Sempre a questo proposito, ci sono sufficienti spazi di aggregazione sul territorio?

«Distinguerei tra spazi e luoghi. Gli spazi non mancano, ma di per sé sono contenitori vuoti. Per valorizzarli occorre attribuirgli un significato. Su questo dobbiamo intervenire”.

Qualche modello da seguire?

«Spazio Nòva e il centro di Piazza Donatello sono due esperienze virtuose. Anche la falegnameria sociale Fadabrav ha sviluppato un percorso significativo”.

Qual è stato il luogo simbolo della tua giovinezza?

«L’oratorio del Sacro Cuore con i frati francescani. Ricordo con particolare affetto Padre Candido, che incontro ancora oggi a San Nazzaro della Costa. È un appassionato di fotografia e ha allestito una sala per sviluppare e stampare immagini in bianco e nero e a colori. C’era la biblioteca dei ragazzi e l’aula della musica, un progetto artistico che ha coinvolto tanti ragazzi. Ho cominciato a suonare l’organo accompagnando il coro”.

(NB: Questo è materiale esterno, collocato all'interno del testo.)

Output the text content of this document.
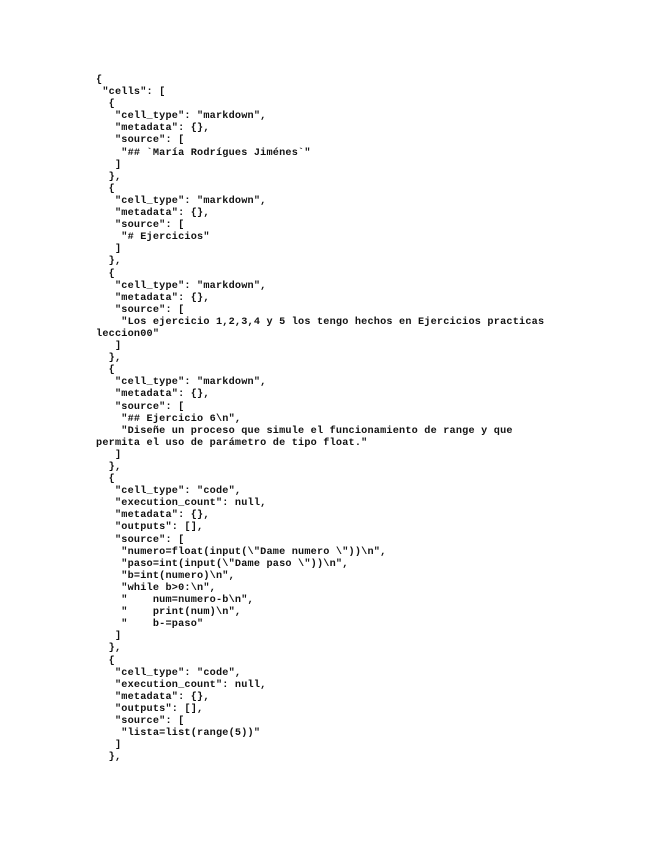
{
"cells": [
{
"cell_type": "markdown",
"metadata": {},
"source": [
"## `María Rodrígues Jiménes`"
]
},
{
"cell_type": "markdown",
"metadata": {},
"source": [
"# Ejercicios"
]
},
{
"cell_type": "markdown",
"metadata": {},
"source": [
"Los ejercicio 1,2,3,4 y 5 los tengo hechos en Ejercicios practicas
leccion00"
]
},
{
"cell_type": "markdown",
"metadata": {},
"source": [
"## Ejercicio 6\n",
"Diseñe un proceso que simule el funcionamiento de range y que
permita el uso de parámetro de tipo float."
]
},
{
"cell_type": "code",
"execution_count": null,
"metadata": {},
"outputs": [],
"source": [
"numero=float(input(\"Dame numero \"))\n",
"paso=int(input(\"Dame paso \"))\n",
"b=int(numero)\n",
"while b>0:\n",
"    num=numero-b\n",
"    print(num)\n",
"    b-=paso"
]
},
{
"cell_type": "code",
"execution_count": null,
"metadata": {},
"outputs": [],
"source": [
"lista=list(range(5))"
]
},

Come rilanciare gli altoparlanti?

«Servono progetti e risorse. Fondazione Cariplo ha appena annunciato il bando “Porte Aperte” che offre contributi proprio su questo fronte nei territori in cui operano le Fondazioni di comunità. È ovvio, però, che il tessuto sociale debba prendere parte attiva con i suoi educatori e volontari, anima di questi luoghi. Noi stessi, come Fondazione, siamo impegnati a ricucire i rapporti con le diocesi e le unità pastorali”.

Sogniamo la rigenerazione, ma soprattutto con la logistica si consumano nuovi terreni. È possibile una via di mezzo?

«Sì, se coinvolgiamo operatori economici interessati a promuovere iniziative di riuso. Ci sono valide realtà sul territorio che promuovono questa idea come “Riutilizziamo l’Italia”, in cui crede Fondazione Cariplo. Le caserme, ad esempio, offrono un grande potenziale. C’è però una cosa che proprio non capisco: perché a Novara il settore dell’ospitalità non si sviluppa? Ne parlo spesso, con persone di diverse competenze, ma non ho mai ricevuto una risposta convincente. Eppure la richiesta ci sarebbe, non solo nei periodi di punta come quello del Salone del Mobile. È curioso notare che, a parte qualche iniziativa imprenditoriale, nessuna grande catena ha investito qui”.

Vedete la necessità in prima persona?

«Sì, all’università. Quando ospitiamo convegni, anche internazionali, capita che gli ospiti mi chiedano dove possono andare a dormire. Spesso sono costretti a prenotare una stanza a Milano, dove i prezzi sono più alti, perché qui non trovano posto. Non dimentichiamo che a Rho Fiera si sta sviluppando l’enorme centro ricerche. Novara è a soli 20 minuti di treno e può beneficiare di questo investimento”.